Libreville, le 9 août 2026 – (Dépêches 241). L’annonce d’un audit au sein de la Gabon Oil Company relance une question que l’État gabonais s’obstine à ne jamais trancher : à quoi servent ces missions de contrôle lorsque leurs conclusions s’évaporent dans le silence des cabinets ministériels ? De la SEEG à l’ANINF en passant par la Delta Synergie, la liste des audits diligentés sans suite publique s’allonge, dessinant les contours d’une gouvernance qui affiche la rigueur sans jamais en assumer les résultats. La GOC, joyau stratégique de la production pétrolière nationale, s’apprête-t-elle à rejoindre ce cimetière des rapports scellés ?

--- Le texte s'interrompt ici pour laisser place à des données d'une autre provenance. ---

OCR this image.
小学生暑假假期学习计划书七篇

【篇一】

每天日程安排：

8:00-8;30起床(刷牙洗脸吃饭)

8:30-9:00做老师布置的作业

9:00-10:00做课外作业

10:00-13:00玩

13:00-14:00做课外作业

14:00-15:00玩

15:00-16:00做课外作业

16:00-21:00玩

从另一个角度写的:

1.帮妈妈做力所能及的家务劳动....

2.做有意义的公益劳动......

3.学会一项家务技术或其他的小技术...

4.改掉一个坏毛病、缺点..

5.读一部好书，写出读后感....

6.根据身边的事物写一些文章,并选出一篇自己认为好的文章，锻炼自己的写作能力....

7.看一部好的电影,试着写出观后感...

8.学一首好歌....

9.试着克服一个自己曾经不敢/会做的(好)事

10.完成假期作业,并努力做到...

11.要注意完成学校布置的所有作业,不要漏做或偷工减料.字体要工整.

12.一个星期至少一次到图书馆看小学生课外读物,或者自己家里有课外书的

L’annonce d’un audit, au Gabon, ne surprend plus personne, au mieux elle lasse. Chaque secteur sensible de l’État a connu son tour d’audit annoncé en grande pompe. Contrôle de gestion, mission d’inspection, cabinet international mandaté pour « faire la lumière ». Et chaque fois, le même schéma se répète, un lancement médiatisé, puis un silence qui s’installe et ne se rompt jamais.
Un rituel administratif devenu suspect
La SEEG en est l’exemple le plus flagrant : un audit promis pour clarifier une gestion contestée, des enquêtes évoquées par les autorités elles-mêmes, et au bout du compte, aucune restitution publique digne de ce nom. Même configuration pour l’audit de la nébuleuse Delta Synergie annoncé pendant la transition mais dont les conclusions n’ont jamais été rendues publiques. Dans ces conditions, comment ne pas s’interroger sur la nature réelle de l’audit annoncé pour la GOC ? S’agit-il d’un véritable outil de redressement, ou d’un totem que l’on brandit pour donner l’illusion du contrôle ?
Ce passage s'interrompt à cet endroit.